En el permanente (se remonta a siglos) y maniqueo debate sobre la tauromaquia, parece que todo vale y la manipulación, cuando no directamente la mentira, se convierte en dogma. Y las escuelas taurinas no sólo no escapan a ello, sino que (quizá por su propia debilidad estructural) se convierten en uno de los focos de atracción. Siendo así, no debe extrañar que si la primera escuela taurina en España se abrió —en Sevilla y dirigida por Pedro Romero— en el primer cuarto del siglo XVIII bajo el reinado absolutista de Fernando VII —el monarca que cerró la universidad y desató una feroz represión sobre los liberales—, sea miel sobre hojuelas a los argumentos [sic] antitaurinos. Como los del filósofo Jesús Mosterín, fallecido hace unos meses, uno de los más beligerantes en esa cruzada, que escribía: “Fernando VII, enemigo de la inteligencia, restaurador de la censura y la Inquisición, creador de las escuelas taurinas y gran promotor de las corridas de toros”.

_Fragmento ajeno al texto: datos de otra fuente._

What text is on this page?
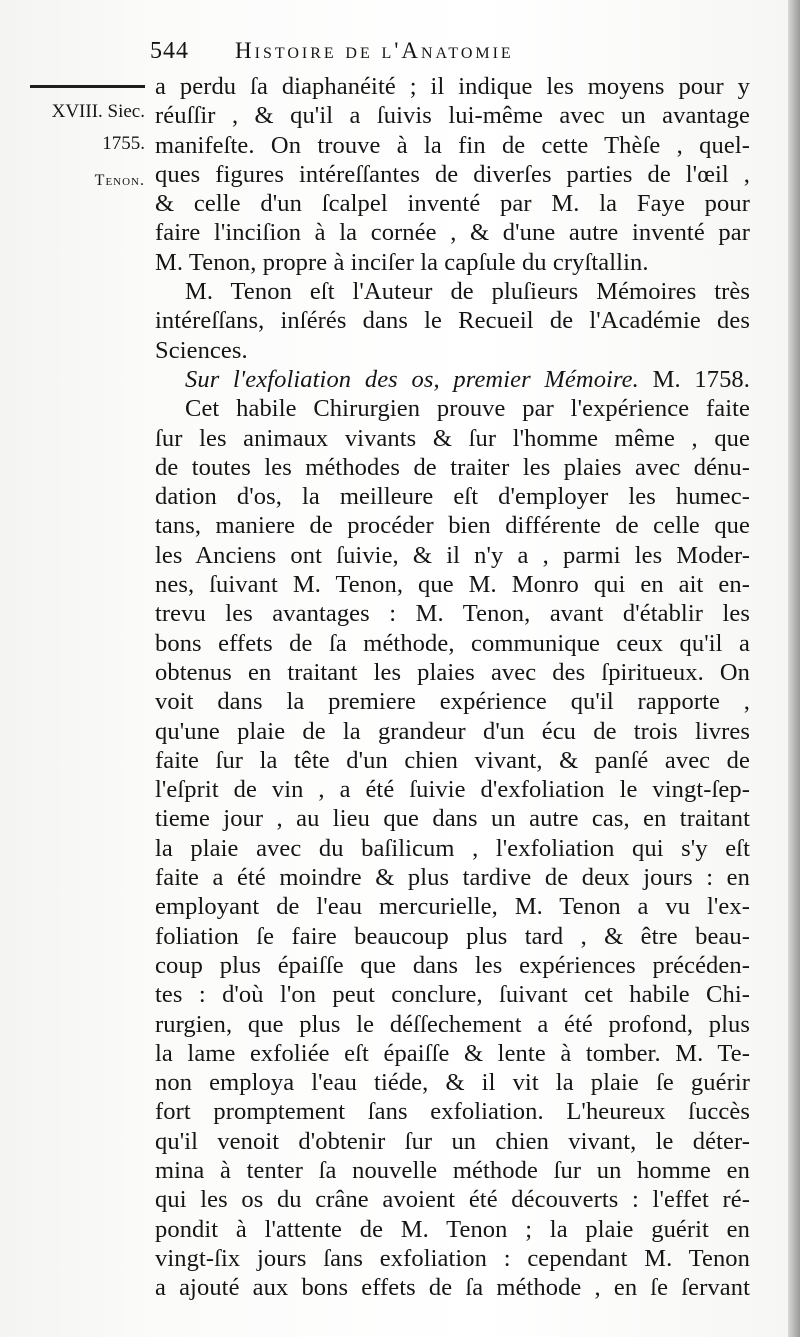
544 Histoire de l'Anatomie
XVIII. Siec.
1755.
Tenon.
a perdu ſa diaphanéité ; il indique les moyens pour y
réuſſir , & qu'il a ſuivis lui-même avec un avantage
manifeſte. On trouve à la fin de cette Thèſe , quel-
ques figures intéreſſantes de diverſes parties de l'œil ,
& celle d'un ſcalpel inventé par M. la Faye pour
faire l'inciſion à la cornée , & d'une autre inventé par
M. Tenon, propre à inciſer la capſule du cryſtallin.
M. Tenon eſt l'Auteur de pluſieurs Mémoires très
intéreſſans, inſérés dans le Recueil de l'Académie des
Sciences.
Sur l'exfoliation des os, premier Mémoire. M. 1758.
Cet habile Chirurgien prouve par l'expérience faite
ſur les animaux vivants & ſur l'homme même , que
de toutes les méthodes de traiter les plaies avec dénu-
dation d'os, la meilleure eſt d'employer les humec-
tans, maniere de procéder bien différente de celle que
les Anciens ont ſuivie, & il n'y a , parmi les Moder-
nes, ſuivant M. Tenon, que M. Monro qui en ait en-
trevu les avantages : M. Tenon, avant d'établir les
bons effets de ſa méthode, communique ceux qu'il a
obtenus en traitant les plaies avec des ſpiritueux. On
voit dans la premiere expérience qu'il rapporte ,
qu'une plaie de la grandeur d'un écu de trois livres
faite ſur la tête d'un chien vivant, & panſé avec de
l'eſprit de vin , a été ſuivie d'exfoliation le vingt-ſep-
tieme jour , au lieu que dans un autre cas, en traitant
la plaie avec du baſilicum , l'exfoliation qui s'y eſt
faite a été moindre & plus tardive de deux jours : en
employant de l'eau mercurielle, M. Tenon a vu l'ex-
foliation ſe faire beaucoup plus tard , & être beau-
coup plus épaiſſe que dans les expériences précéden-
tes : d'où l'on peut conclure, ſuivant cet habile Chi-
rurgien, que plus le déſſechement a été profond, plus
la lame exfoliée eſt épaiſſe & lente à tomber. M. Te-
non employa l'eau tiéde, & il vit la plaie ſe guérir
fort promptement ſans exfoliation. L'heureux ſuccès
qu'il venoit d'obtenir ſur un chien vivant, le déter-
mina à tenter ſa nouvelle méthode ſur un homme en
qui les os du crâne avoient été découverts : l'effet ré-
pondit à l'attente de M. Tenon ; la plaie guérit en
vingt-ſix jours ſans exfoliation : cependant M. Tenon
a ajouté aux bons effets de ſa méthode , en ſe ſervant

Conviene detenerse en que para quien fue el impulsor del proyecto de creación de la primera escuela taurina, el conde de la Estrella, el argumento principal era el de preservar las esencias del toreo a pie, a partir de los grandes maestros fundacionales, ya retirados, Pepe-Hillo, Costillares y el propio Pedro Romero. De sus futuras enseñanzas se colegirían mayores capacidades de los alumnos que, una vez ante el toro, podrían evitar con los conocimientos técnicos adquiridos percances e incluso la muerte. A ello se unían otras disquisiciones, como la del intendente de Sevilla, que veía en el toreo el cauce por el que controlar otras manifestaciones de cultura popular.

Desde entonces, la tauromaquia (la lidia, en sí, los toreros, los ganaderos como alquimistas en la genética del toro bravo) ha seguido en su continuo proceso de adaptación a los usos sociales y culturales de cada época, y en él las escuelas taurinas han jugado —siguen jugando— su papel, muchas veces discutido tanto por quienes, desde el mal llamado animalismo, las identifican con la enseñanza de prácticas de “tortura”, como por una parte del propio sector taurino, que ven en ellas el germen de la uniformización del toreo.

Tanto por antigüedad (data de 1950) como por los toreros que por ella pasaron, la Escuela de Tauromaquia Marcial Lalanda de Madrid (ahora sumida en un galimatías político administrativo que la ha dejado sin su hábitat en el Batán y con un “competidor”, la Escuela José Cubero Yiyo, que da sus clases en Las Ventas) es, quizá, la de mayor relevancia. José Miguel Arroyo, Joselito, ha reconocido que su paso por la escuela lo salvó de un abismo al que lo avocaba su contexto familiar y social; de ella salieron, entre muchos, Cristina Sánchez o el mismísimo Juli. El Fundi y El Bote, junto al citado Joselito, fueron alumnos y, ya retirados de los ruedos, profesores, y así una larga lista de nombres con mayor o menor fortuna profesional. La película de Teo Escamilla Tú solo (1984) no es de toros, sino de muchachos que quieren ser toreros y los observa en su mundo la Escuela de Tauromaquia de Madrid. Joselito, El Bote, Lucio Sandín… no interpretan, son ellos mismos, viviendo la ilusión del toro desde un cierto sentido mágico de la gloria. La esperanza del triunfo por encima del sinsabor del miedo. El toreo como “escuela más sobria de vida”, título de un imprescindible ensayo del filósofo Víctor Gómez Pin.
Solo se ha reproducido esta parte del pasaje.